The following is the gist of interpellations at the Upper House budget committee meeting on April 30, 2020:
State of emergency declaration
Yuko Mori (Democratic Party for the People, Upper House): Are you going to extend the state of emergency past the (May 6) deadline for about one month?
Prime Minister Shinzo Abe: Experts are saying they want to assess the situation after closely monitoring it up through the last minute. I will make the decision based on the experts’ analysis and opinions. Medical institutions are facing a very serious situation. Medical workers are heavily burdened, and the situation continues to be severe.
Mori: When will the decision be made?
Abe: There are issues that need to be resolved and preparations that need to be made for municipalities and administrative bodies. For this reason, I would like to make a decision not too close to the end date but at a time that leave a certain amount of buffer.
Hitoshi Asada (Nippon Ishin (Japan Innovation Party), Lower House): The EU has announced conditions for lifting [their lockdowns].
Abe: I plan to consult experts by referring to ideas of other countries.
Asada: The government should set numerical targets.
Minister in charge Economic Revitalization Yasutoshi Nishimura: Experts are considering two criteria. One is the number of new cases of novel coronavirus. The other is related to the medical system. Experts are focusing on the framework to treat seriously ill patients.
Mori: Why have so few PCR tests been conducted?
Health, Labour and Welfare Minister Katsunobu Kato: We must reflect upon this issue.
Abe: There have been hindrances and regional disparities. We will work together with regional governments.
Akira Koike (Japanese Communist Party): The government should change the system.
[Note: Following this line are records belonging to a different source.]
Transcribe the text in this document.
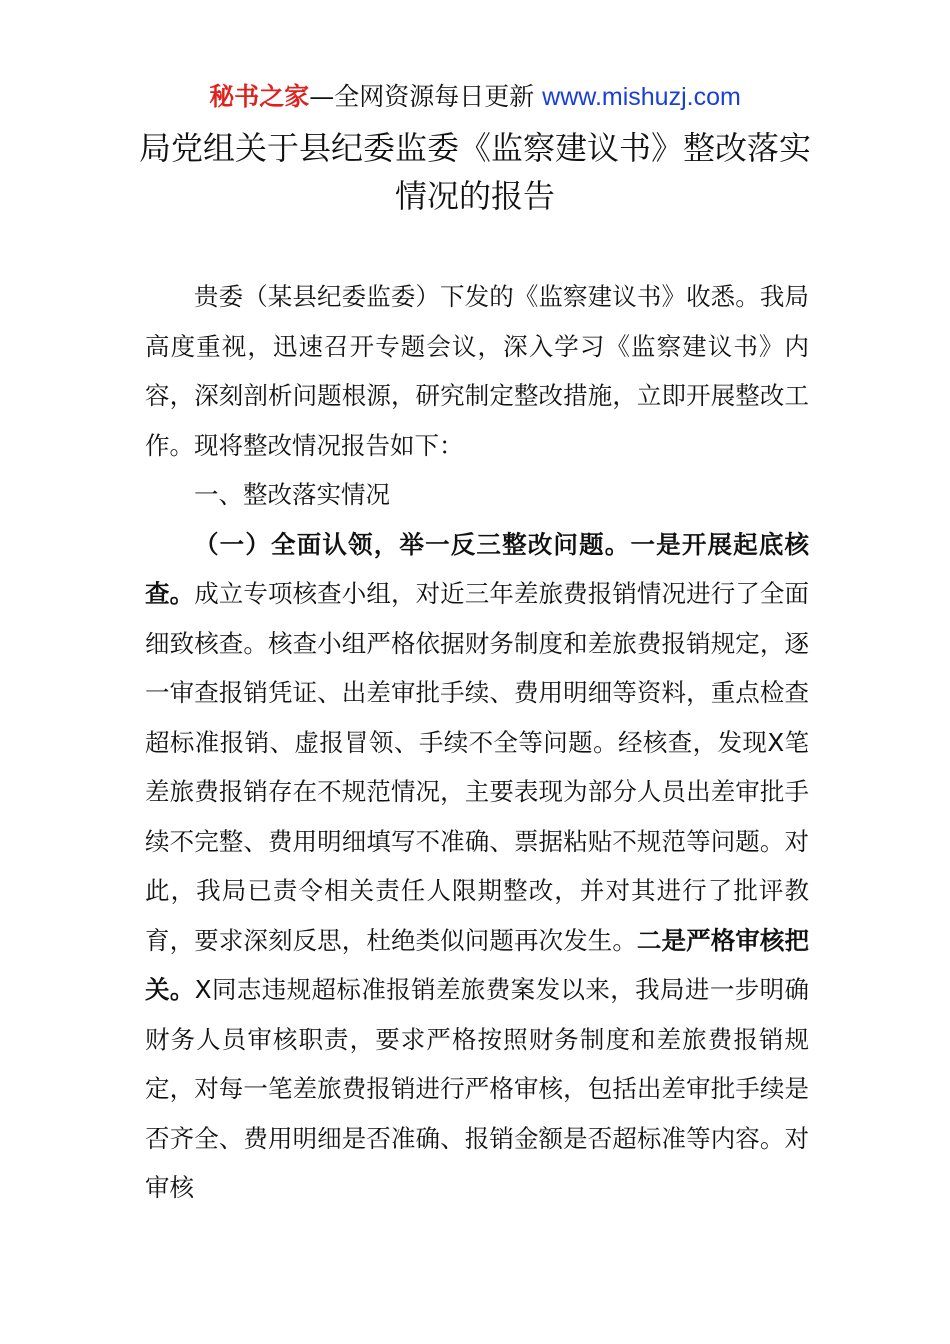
秘书之家—全网资源每日更新 www.mishuzj.com
局党组关于县纪委监委《监察建议书》整改落实情况的报告

贵委（某县纪委监委）下发的《监察建议书》收悉。我局高度重视，迅速召开专题会议，深入学习《监察建议书》内容，深刻剖析问题根源，研究制定整改措施，立即开展整改工作。现将整改情况报告如下：

一、整改落实情况

（一）全面认领，举一反三整改问题。一是开展起底核查。成立专项核查小组，对近三年差旅费报销情况进行了全面细致核查。核查小组严格依据财务制度和差旅费报销规定，逐一审查报销凭证、出差审批手续、费用明细等资料，重点检查超标准报销、虚报冒领、手续不全等问题。经核查，发现X笔差旅费报销存在不规范情况，主要表现为部分人员出差审批手续不完整、费用明细填写不准确、票据粘贴不规范等问题。对此，我局已责令相关责任人限期整改，并对其进行了批评教育，要求深刻反思，杜绝类似问题再次发生。二是严格审核把关。X同志违规超标准报销差旅费案发以来，我局进一步明确财务人员审核职责，要求严格按照财务制度和差旅费报销规定，对每一笔差旅费报销进行严格审核，包括出差审批手续是否齐全、费用明细是否准确、报销金额是否超标准等内容。对审核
Abe: We may have been failing to conduct tests that are deemed necessary by doctors. We have received a variety of criticism. We are cooperating with regional governments to resolve any issues.
Koike: How and by when will the government conduct 20,000 PCR tests?
Health Minister: We’re not saying we’ll perform 20,000 tests because we have the capability to conduct that amount. Currently we have the capacity to perform 15,000 tests. We’ll create conditions which ensure that tests deemed necessary by doctors are performed.
Emergency economic package
Masayoshi Hamada (Komeito): What is the guiding principle [for the economic package]?
Abe: It is important that the [economic package] has immediate impact.
100,000 yen cash handout
Takashi Uto (Liberal Democratic Party): Should people with a high income decline the money?
Economic Revitalization Minister: Some people are considering receiving the money and then donating it.
Subsidies for sustaining businesses
Mori: The situation is very serious.
Abe: If the budget is enacted today, I want people who need the subsidies to start applying tomorrow. We want to deliver the handouts starting as early as May 8.
Koike: Why did the government decide to limit eligible subsidy recipients to businesses facing a decrease in sales of 50%?
Abe: Ideally, I would like to provide subsidies to all businesses that need one, but the criteria set is the conclusion reached taking into consideration our budget scale.
Koike: The government can’t protect companies by just providing a one-time subsidy.
Abe: We will not hesitate to implement measures if we think they are necessary.
September enrollment system
Shinji Morimoto (Democratic Party for the People): Will the government begin work to set up a system [where the school year starts in September]?
Abe: The U.S. and European countries begin the school year in September. We need to consider various options, including September enrollment.
Prolonged school closures
Morimoto: When will students be able to go back to school?
Minister of Education, Culture, Sports, Science and Technology Koichi Hagiuda: The situation varies by region. It is important to gradually start the minimum necessary education activities. I hope to issue guidelines by May 1 if possible.